Gerçeklerden Haberdar Olun
İstanbul
Orta şiddetli yağmur
16°
Ara
Damga Gündem Yerel tehlikeye dikkat!

Yerel tehlikeye dikkat!

Seçim sonuçlarını farklı bir açıdan değerlendirelim bu yazımızda...  Bir seçim geriye giderek başlayalım. 10 Ağustos 2014 Cumhurbaşkanlığı seçimlerine sayın Erdoğan, neredeyse bütün partilere karşı tek başına girdi ve seçimlerde yüzde 52 oyla çıktı.

Okunma Süresi: 6 dk

Seçim sonuçlarını farklı bir açıdan değerlendirelim bu yazımızda...  Bir seçim geriye giderek başlayalım. 10 Ağustos 2014 Cumhurbaşkanlığı seçimlerine sayın Erdoğan, neredeyse bütün partilere karşı tek başına girdi ve seçimlerde yüzde 52 oyla çıktı.
CHP-MHP ve diğer partiler karşı ittifak yapmışlardı.
16 Nisan 2017 de yapılan cumhurbaşkanlığı hükümet sistemini (Başkanlık) içeren referanduma AK Parti ve MHP ittifakıyla gidildi;
Sonuç: yüzde 52
Ve 24 Haziran yine aynı sonuç yüzde 52...
Sayın Erdoğan 50-60 bandına oturmuş gibi gözüküyor.
50'den aşağı düşmez, konjonktürel gelişmelere göre yüzde 60 oranını yakalayabilir.
Millet reisini kolay kolay bırakmayacak gibi
***
Seçmen hükümete mi mesaj verdi Ak Partiye mi?
Sonuçlar bize ikazın-mesajın Ak Parti'ye yapıldığını söylüyor.
Hükümetten memnuniyetsizlik olsaydı sayın Erdoğan’a da oy vermezdi.
Ak Parti teşkilatları partinin oyu olan yüzde 42'yi gözardı edip, yüzde 52 yi sahiplenme yoluna gidiyor.
Düğün-dernekler kuruldu vur patlasın-çal oynasın.
‘İyi de kardeşim, yas mı tutsunlar, karalar mı bağlasınlar?’ diyebilirsiniz...
Yas da tutmasınlar elbet, lakin Ak Parti açısında sevinç çığlıkları atacak bir netice de yok ortada.
Erkene alınmazsa yerel seçimlere en fazla 9 ay var. 
Eğlenerek zaman kaybetmenin getirisi yok, kendinizi kandırmaktan öte
***
Ak Parti de 2011 genel seçimlerinden sonra teşkilat profilinde köklü değişikliğe gitti ve büyük orandan seküler düşünce yapısının hakimiyetine girdi
Kapı kapı dolaşan yöneticiler gitti, pastadan pay alma yarışında olanlar geldi. 

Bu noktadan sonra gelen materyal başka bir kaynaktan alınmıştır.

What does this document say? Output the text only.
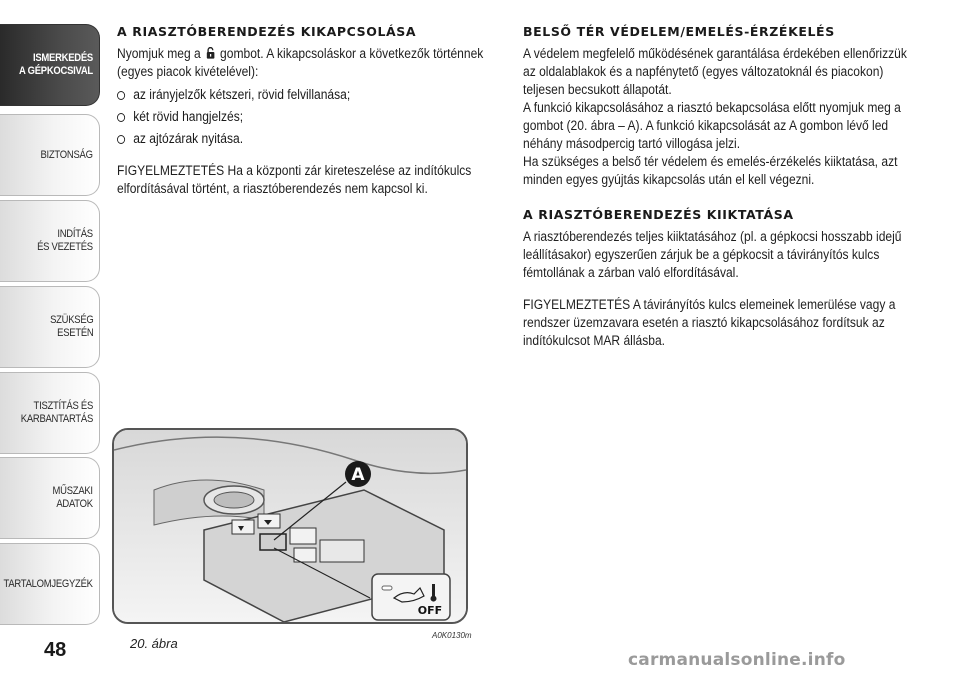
ISMERKEDÉS
A GÉPKOCSIVAL
BIZTONSÁG
INDÍTÁS
ÉS VEZETÉS
SZÜKSÉG
ESETÉN
TISZTÍTÁS ÉS
KARBANTARTÁS
MŰSZAKI
ADATOK
TARTALOMJEGYZÉK
48
A RIASZTÓBERENDEZÉS KIKAPCSOLÁSA

Nyomjuk meg a gombot. A kikapcsoláskor a következők történnek (egyes piacok kivételével):

az irányjelzők kétszeri, rövid felvillanása;
két rövid hangjelzés;
az ajtózárak nyitása.

FIGYELMEZTETÉS Ha a központi zár kireteszelése az indítókulcs elfordításával történt, a riasztóberendezés nem kapcsol ki.

BELSŐ TÉR VÉDELEM/EMELÉS-ÉRZÉKELÉS

A védelem megfelelő működésének garantálása érdekében ellenőrizzük az oldalablakok és a napfénytető (egyes változatoknál és piacokon) teljesen becsukott állapotát.

A funkció kikapcsolásához a riasztó bekapcsolása előtt nyomjuk meg a gombot (20. ábra – A). A funkció kikapcsolását az A gombon lévő led néhány másodpercig tartó villogása jelzi.

Ha szükséges a belső tér védelem és emelés-érzékelés kiiktatása, azt minden egyes gyújtás kikapcsolás után el kell végezni.

A RIASZTÓBERENDEZÉS KIIKTATÁSA

A riasztóberendezés teljes kiiktatásához (pl. a gépkocsi hosszabb idejű leállításakor) egyszerűen zárjuk be a gépkocsit a távirányítós kulcs fémtollának a zárban való elfordításával.

FIGYELMEZTETÉS A távirányítós kulcs elemeinek lemerülése vagy a rendszer üzemzavara esetén a riasztó kikapcsolásához fordítsuk az indítókulcsot MAR állásba.

A
OFF
20. ábra
A0K0130m
carmanualsonline.info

Yüksek lisans, doktora yapmış yurt dışında eğitim görmüş, yetmemiş birkaç üniversite bitirmiş (ne gereği varsa) genç isimler dümene geçti.

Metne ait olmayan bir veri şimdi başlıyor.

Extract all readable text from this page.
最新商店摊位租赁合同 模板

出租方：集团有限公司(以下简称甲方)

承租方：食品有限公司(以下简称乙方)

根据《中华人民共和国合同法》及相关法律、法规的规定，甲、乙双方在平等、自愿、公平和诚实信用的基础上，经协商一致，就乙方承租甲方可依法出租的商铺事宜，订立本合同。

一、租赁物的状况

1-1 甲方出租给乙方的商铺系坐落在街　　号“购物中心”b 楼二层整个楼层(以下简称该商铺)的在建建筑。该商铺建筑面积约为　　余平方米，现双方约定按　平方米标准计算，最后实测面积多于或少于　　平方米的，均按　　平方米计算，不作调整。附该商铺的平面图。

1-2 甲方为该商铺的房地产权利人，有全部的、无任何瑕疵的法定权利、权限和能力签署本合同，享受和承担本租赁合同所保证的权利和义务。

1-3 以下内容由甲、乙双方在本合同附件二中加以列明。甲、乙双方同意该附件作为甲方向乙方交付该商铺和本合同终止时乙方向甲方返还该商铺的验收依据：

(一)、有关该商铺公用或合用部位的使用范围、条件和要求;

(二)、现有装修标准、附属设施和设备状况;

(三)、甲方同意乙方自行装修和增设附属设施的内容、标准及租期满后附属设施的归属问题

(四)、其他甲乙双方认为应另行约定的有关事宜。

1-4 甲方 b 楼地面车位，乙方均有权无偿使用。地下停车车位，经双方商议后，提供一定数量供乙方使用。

Ne kadar bilgi, birikim, tecrübe varsa kapı dışına itildi.
Ayağa giden yapılar yerine, ayağa çağıran, burnundan kıl aldırmayan, telefona cevap vermeyen, halktan kopuk, tabanı-karşılığı olmayan, ilinde, ilçesinde tanınmayan, hatta ikametgahı başka yerde olan, bitirdiği o kadar üniversiteye rağmen halkın dilini bilmeyen idareciler elinde en son geldiği nokta yüzde 42.
Gemi karaya mı oturuyor?
Böyle giderse düşüş devam eder mi?
Anketçiler Ak Parti'nin belediye oyunun yüzde 38 olduğunu söylüyor.

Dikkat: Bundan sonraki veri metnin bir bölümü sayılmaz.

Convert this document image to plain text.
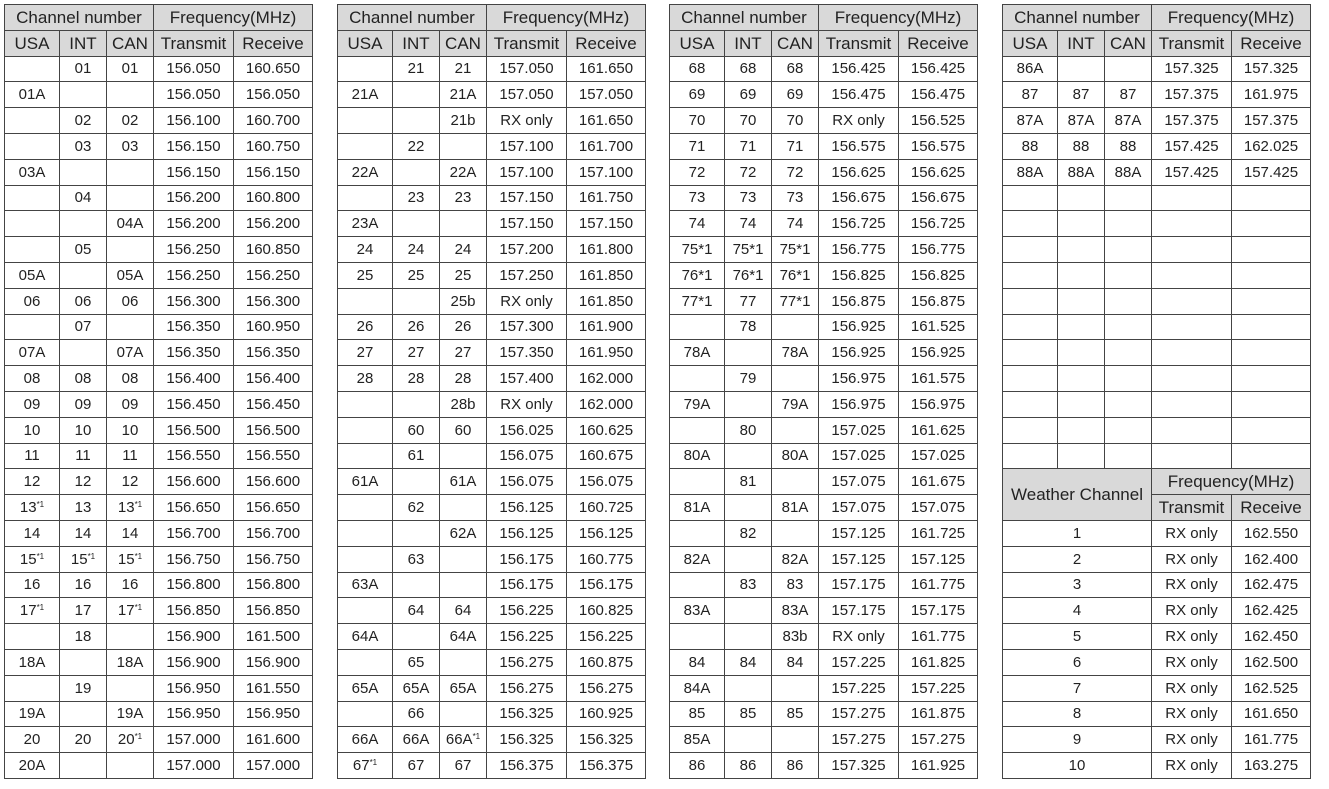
Channel number			Frequency(MHz)	
USA	INT	CAN	Transmit	Receive
	01	01	156.050	160.650
01A			156.050	156.050
	02	02	156.100	160.700
	03	03	156.150	160.750
03A			156.150	156.150
	04		156.200	160.800
		04A	156.200	156.200
	05		156.250	160.850
05A		05A	156.250	156.250
06	06	06	156.300	156.300
	07		156.350	160.950
07A		07A	156.350	156.350
08	08	08	156.400	156.400
09	09	09	156.450	156.450
10	10	10	156.500	156.500
11	11	11	156.550	156.550
12	12	12	156.600	156.600
13$^{*1}$	13	13$^{*1}$	156.650	156.650
14	14	14	156.700	156.700
15$^{*1}$	15$^{*1}$	15$^{*1}$	156.750	156.750
16	16	16	156.800	156.800
17$^{*1}$	17	17$^{*1}$	156.850	156.850
	18		156.900	161.500
18A		18A	156.900	156.900
	19		156.950	161.550
19A		19A	156.950	156.950
20	20	20$^{*1}$	157.000	161.600
20A			157.000	157.000
Channel number			Frequency(MHz)	
USA	INT	CAN	Transmit	Receive
	21	21	157.050	161.650
21A		21A	157.050	157.050
		21b	RX only	161.650
	22		157.100	161.700
22A		22A	157.100	157.100
	23	23	157.150	161.750
23A			157.150	157.150
24	24	24	157.200	161.800
25	25	25	157.250	161.850
		25b	RX only	161.850
26	26	26	157.300	161.900
27	27	27	157.350	161.950
28	28	28	157.400	162.000
		28b	RX only	162.000
	60	60	156.025	160.625
	61		156.075	160.675
61A		61A	156.075	156.075
	62		156.125	160.725
		62A	156.125	156.125
	63		156.175	160.775
63A			156.175	156.175
	64	64	156.225	160.825
64A		64A	156.225	156.225
	65		156.275	160.875
65A	65A	65A	156.275	156.275
	66		156.325	160.925
66A	66A	$66A^{*1}$	156.325	156.325
67$^{*1}$	67	67	156.375	156.375
Channel number			Frequency(MHz)	
USA	INT	CAN	Transmit	Receive
68	68	68	156.425	156.425
69	69	69	156.475	156.475
70	70	70	RX only	156.525
71	71	71	156.575	156.575
72	72	72	156.625	156.625
73	73	73	156.675	156.675
74	74	74	156.725	156.725
75*1	75*1	75*1	156.775	156.775
76*1	76*1	76*1	156.825	156.825
77*1	77	77*1	156.875	156.875
	78		156.925	161.525
78A		78A	156.925	156.925
	79		156.975	161.575
79A		79A	156.975	156.975
	80		157.025	161.625
80A		80A	157.025	157.025
	81		157.075	161.675
81A		81A	157.075	157.075
	82		157.125	161.725
82A		82A	157.125	157.125
	83	83	157.175	161.775
83A		83A	157.175	157.175
		83b	RX only	161.775
84	84	84	157.225	161.825
84A			157.225	157.225
85	85	85	157.275	161.875
85A			157.275	157.275
86	86	86	157.325	161.925
Channel number			Frequency(MHz)	
USA	INT	CAN	Transmit	Receive
86A			157.325	157.325
87	87	87	157.375	161.975
87A	87A	87A	157.375	157.375
88	88	88	157.425	162.025
88A	88A	88A	157.425	157.425

Weather Channel			Frequency(MHz)	
			Transmit	Receive
1			RX only	162.550
2			RX only	162.400
3			RX only	162.475
4			RX only	162.425
5			RX only	162.450
6			RX only	162.500
7			RX only	162.525
8			RX only	161.650
9			RX only	161.775
10			RX only	163.275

Yüzde 50 eşiği aşılmayan hiçbir yerde belediye kazanmak kolay olmayacak
Karşı ittifak-Millet ittifakı yerelde de devam edecek.
HDP de fiili olarak başta İstanbul olmak üzere kazanma ihtimali olmayan yerlerde millet ittifakına destek verecek.
***
Osmanlı’nın son dönemlerinde zirve yapan ve Abdülhamid hanın tahtan indirilmesinede büyük pay sahibi olan Jön Türkler ((Genç Türkler) vardı.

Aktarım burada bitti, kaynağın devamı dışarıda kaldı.